I read quite a few technical papers in my field, and many of them come from Great Britain. A lot of those papers are a pain to format for printing, because we use 8.5 by 11 inch 'letter' paper, and the articles are formatted for A4, which is narrower than letter, but longer, by about 0.7 inches (more precisely, 210 mm × 297 mm, or 8.3 by 11.7 inches).

So I looked it up on Wikipedia, and found that A4 is indeed a Metric standard size. The standard is ISO 216, and specifies a whole range of paper sizes, with the basic stipulation that the dimensions of each sheet are width-to-length a ratio of 1 to √2. Then, any two sheets of one size laid side-by-side will exactly overlap a sheet of the next size up. To quote the article: "This simplifies copying two A4 sheets in reduced size on one, and copying an A4 sheet in magnified size on an A3 sheet or copying half an A4 sheet in magnified size on an A4 sheet."

Pretty neat, actually. And it explains the odd millimeter measurements, especially when you take into account that the 'central' sheet size is B0, which has dimensions of 1000 mm by 1414 mm.

Posted by dpwakefield at 02:56 PM | Comments (0)

January 11, 2007

Two QOTDs Two!

I loaned Brent a mix CD with some of the music I got recently, and of CSS he said:

After listening to some of the CSS songs, Jen said: "Are you sure Don wasn't a teenage girl in the mid-80's?" Heh.

While listening to Let's Make Love And Listen To Death From Above, Jen said it sounded like "Dr Who meets the Spice Girls", and found it annoying.

And yes, I did listen to the Spice Girls when they were popular. And Ace of Base. I could go on. I'm not proud. Or tired.

Posted by dpwakefield at 09:39 PM | Comments (0)

January 09, 2007

iPhone and Jeff Han

Jeff Han at TED (Technology, Entertainment, Design) Talks in Monterey, California, this year gave a fascinating presentation of a touch-driven computer interface.

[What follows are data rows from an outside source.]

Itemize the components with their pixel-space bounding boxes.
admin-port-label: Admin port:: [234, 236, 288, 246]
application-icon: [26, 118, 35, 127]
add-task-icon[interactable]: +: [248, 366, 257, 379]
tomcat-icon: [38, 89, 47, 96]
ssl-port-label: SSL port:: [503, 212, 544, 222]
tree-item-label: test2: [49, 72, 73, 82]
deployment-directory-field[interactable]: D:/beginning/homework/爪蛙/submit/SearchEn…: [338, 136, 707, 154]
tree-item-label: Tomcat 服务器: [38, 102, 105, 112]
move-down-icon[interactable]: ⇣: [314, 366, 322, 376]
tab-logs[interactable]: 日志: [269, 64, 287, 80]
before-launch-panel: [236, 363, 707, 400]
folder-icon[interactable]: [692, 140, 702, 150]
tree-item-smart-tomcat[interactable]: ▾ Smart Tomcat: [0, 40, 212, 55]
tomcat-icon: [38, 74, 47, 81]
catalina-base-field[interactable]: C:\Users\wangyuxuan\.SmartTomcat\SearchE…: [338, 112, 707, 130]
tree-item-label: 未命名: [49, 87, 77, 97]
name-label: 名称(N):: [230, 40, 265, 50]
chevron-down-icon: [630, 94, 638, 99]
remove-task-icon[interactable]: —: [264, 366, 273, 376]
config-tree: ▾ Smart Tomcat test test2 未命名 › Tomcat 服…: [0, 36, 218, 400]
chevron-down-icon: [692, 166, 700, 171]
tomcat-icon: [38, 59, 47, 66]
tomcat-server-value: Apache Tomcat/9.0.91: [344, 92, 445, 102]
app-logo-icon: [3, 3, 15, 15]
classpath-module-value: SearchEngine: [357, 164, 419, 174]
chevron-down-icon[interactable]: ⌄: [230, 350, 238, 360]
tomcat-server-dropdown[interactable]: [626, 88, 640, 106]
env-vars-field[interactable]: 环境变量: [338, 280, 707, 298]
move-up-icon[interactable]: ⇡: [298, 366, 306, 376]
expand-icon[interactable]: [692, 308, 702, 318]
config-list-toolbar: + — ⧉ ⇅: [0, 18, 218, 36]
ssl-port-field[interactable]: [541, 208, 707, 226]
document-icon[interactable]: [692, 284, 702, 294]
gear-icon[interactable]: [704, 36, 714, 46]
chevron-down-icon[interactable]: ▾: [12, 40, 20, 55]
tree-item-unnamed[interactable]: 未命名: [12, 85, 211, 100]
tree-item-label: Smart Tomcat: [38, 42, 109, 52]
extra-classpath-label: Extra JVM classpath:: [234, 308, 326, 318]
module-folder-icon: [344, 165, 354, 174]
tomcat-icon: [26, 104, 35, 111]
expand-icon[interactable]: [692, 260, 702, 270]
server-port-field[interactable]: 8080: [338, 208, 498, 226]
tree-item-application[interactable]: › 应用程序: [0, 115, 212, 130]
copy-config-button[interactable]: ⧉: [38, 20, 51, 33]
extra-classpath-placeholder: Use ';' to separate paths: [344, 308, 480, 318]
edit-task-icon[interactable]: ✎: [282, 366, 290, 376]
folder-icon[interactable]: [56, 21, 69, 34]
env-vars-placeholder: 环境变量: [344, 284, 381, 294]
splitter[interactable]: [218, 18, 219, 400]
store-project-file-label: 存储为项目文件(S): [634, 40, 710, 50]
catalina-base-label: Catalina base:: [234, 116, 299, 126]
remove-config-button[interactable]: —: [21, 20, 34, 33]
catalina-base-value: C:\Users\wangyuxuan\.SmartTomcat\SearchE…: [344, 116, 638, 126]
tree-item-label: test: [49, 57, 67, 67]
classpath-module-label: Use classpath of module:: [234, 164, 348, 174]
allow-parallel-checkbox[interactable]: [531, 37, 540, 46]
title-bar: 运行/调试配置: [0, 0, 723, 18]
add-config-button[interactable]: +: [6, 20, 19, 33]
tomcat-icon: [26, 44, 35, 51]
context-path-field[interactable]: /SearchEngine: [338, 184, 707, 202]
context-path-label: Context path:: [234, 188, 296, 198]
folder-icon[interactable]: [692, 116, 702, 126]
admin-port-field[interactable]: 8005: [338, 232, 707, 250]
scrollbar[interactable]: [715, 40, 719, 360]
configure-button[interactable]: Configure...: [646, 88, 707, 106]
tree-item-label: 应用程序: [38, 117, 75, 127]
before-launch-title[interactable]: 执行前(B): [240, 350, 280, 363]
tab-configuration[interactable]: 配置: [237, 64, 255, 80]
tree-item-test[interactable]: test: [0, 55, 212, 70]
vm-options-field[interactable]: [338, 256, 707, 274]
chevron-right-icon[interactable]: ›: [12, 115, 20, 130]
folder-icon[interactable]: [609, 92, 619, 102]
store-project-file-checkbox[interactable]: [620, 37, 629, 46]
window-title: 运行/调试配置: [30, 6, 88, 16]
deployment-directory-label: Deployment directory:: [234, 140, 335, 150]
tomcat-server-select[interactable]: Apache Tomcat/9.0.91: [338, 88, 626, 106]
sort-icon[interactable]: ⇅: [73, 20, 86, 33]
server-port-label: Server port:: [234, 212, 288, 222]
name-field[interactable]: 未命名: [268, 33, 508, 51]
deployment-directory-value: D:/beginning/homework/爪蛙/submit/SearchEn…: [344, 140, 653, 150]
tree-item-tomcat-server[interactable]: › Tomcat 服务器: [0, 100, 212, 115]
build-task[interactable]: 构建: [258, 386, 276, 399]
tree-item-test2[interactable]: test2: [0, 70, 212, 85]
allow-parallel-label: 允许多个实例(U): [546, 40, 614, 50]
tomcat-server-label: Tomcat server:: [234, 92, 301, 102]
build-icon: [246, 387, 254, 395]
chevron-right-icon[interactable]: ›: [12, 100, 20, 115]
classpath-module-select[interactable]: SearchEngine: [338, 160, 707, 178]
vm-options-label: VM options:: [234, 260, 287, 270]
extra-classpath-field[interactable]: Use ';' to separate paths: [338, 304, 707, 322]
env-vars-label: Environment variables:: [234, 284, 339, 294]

Today, Steve Jobs gave a presentation of a touch-driven interface for Apple's new iPhone. He mentioned that they'd taken out a lot of patents. I wonder if the touch interface was one of them, and if Jeff Han might have something to do with this?

Posted by dpwakefield at 09:23 PM | Comments (0)

On a Roll, Here

Recent iTunes purchases, in order:


  1. One More Try - My Robot Friend

  2. Polka Power! - "Weird Al" Yankovic

  3. Tetrishead - Zoe Keating

  4. Goldfinger - Shirley Bassey

  5. Girl Anachronism - The Dresden Dolls

  6. Coin Operated Boy - The Dresden Dolls

"One More Try" is atypical for My Robot Friend, as it has a guest vocalist, Antony. And typically for me, it's the one song I really like off this album, Dial Zero.

"Polka Power!" I first heard as the music for the anime music video Anime Polka. I showed it to Renee, which set her off on a grand adventure hunting down every darn song that "Weird Al" has on iTunes and YouTube. I bought this one out of a sense of nostalgia.

"Tetrishead" is a tune off One Cello x 16: Natoma. Zoe Keating is a cello artist who creates compositions with tape looping of her cello performances. This tune is particularly captivating.

Goldfinger I hope everybody recognizes.

The two songs by The Dresden Dolls are the best ones off their premiere album. They also have music videos of these online. Oh, and I love their self-description: Brechtian Punk Opera.